Во всем государстве был объявлен великий пост. Мясо везли только войску, а в Москве, городах и вотчинах «едение телес» было запрещено.

Колокольный звон гудел над Москвою круглые сутки.

Приуныли шуты и скоморохи. Нельзя уж стало им потешать народ на базарах, в кабаках и на свадьбах своими «бесовскими чюдесы», «глумами и песнями»... Даже сопели, гусли и домры пришлось убрать. Строг царь-государь! Беда, коли ослушаешься! Пристава да сторожа, поди, только того и ждут. Везде они! По улице идешь – хоть шапки не надевай. Недаром говорят: «У царя колокол по всей земле».

Притихли и на посадах. Того нельзя, другого нельзя. Гляди в оба! В церкви не только ругаться и драться – разговаривать запретили. За каждое слово бранное клади деньгу. Попы оживились. Так и смотрят за богомольцами, а ведь известно: «От вора отобьюсь, от приказного откуплюсь, а от попа не отмолюсь!»

Кто не знает, что Бог любит проповедников? Однако бес все около ходит, да и на грех наводит. Не хочешь соблазна, а он тут как тут. Слыханное ли дело – срамословие запретить! А без него, как без молитвы. Одним словом, рад бы в рай – да грехи не пускают.

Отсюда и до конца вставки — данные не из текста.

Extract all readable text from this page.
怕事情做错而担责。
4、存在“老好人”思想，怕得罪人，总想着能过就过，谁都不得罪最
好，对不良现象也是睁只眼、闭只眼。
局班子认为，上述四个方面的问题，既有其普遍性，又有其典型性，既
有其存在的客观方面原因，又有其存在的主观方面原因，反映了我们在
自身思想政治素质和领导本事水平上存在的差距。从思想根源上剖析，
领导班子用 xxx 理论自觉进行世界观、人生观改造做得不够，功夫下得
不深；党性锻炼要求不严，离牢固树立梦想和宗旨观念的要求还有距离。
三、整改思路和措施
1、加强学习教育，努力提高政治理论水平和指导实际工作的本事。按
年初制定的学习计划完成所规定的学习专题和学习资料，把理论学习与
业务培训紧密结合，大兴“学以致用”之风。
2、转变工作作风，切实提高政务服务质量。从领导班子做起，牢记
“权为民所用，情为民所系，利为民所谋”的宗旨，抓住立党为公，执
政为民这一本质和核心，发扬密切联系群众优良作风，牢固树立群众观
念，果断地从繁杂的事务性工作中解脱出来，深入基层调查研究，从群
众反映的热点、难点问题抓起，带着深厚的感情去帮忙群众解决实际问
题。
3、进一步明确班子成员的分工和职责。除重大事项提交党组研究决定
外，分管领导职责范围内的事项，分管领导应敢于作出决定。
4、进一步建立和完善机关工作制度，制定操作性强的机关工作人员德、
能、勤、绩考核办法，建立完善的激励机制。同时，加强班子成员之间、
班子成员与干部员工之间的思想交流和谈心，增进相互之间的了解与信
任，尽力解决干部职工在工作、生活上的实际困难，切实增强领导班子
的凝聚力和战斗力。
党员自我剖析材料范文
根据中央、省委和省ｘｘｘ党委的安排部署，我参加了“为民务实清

Порядки строгие пошли, неслыханные: думай постоянно о Боге!

– Тесно стало жить! На просторе только волки воют, – подтрунивали втихомолку пересмешники.

Опустели площади, улицы, кабаки... Торжища – скучные, невеселые. Приедут мужики, привезут сена, либо овса, либо звериных шкур и прочего, померзнут, да и опять уедут. Куда делись все эти сапожники, чоботные мастера, седельники, пирожники, серебряники и прочих многих ремесел мастера? Одни иконники со своими иконами на самом виду, да свечной ряд, да гробовщики...

Все изменилось!

В Китай-городе обширные гостиные ряды и лавки, ранее оживленные улицы, площади и сады опустели. Не столько торговых людей, сколько нищих и бродячих собак.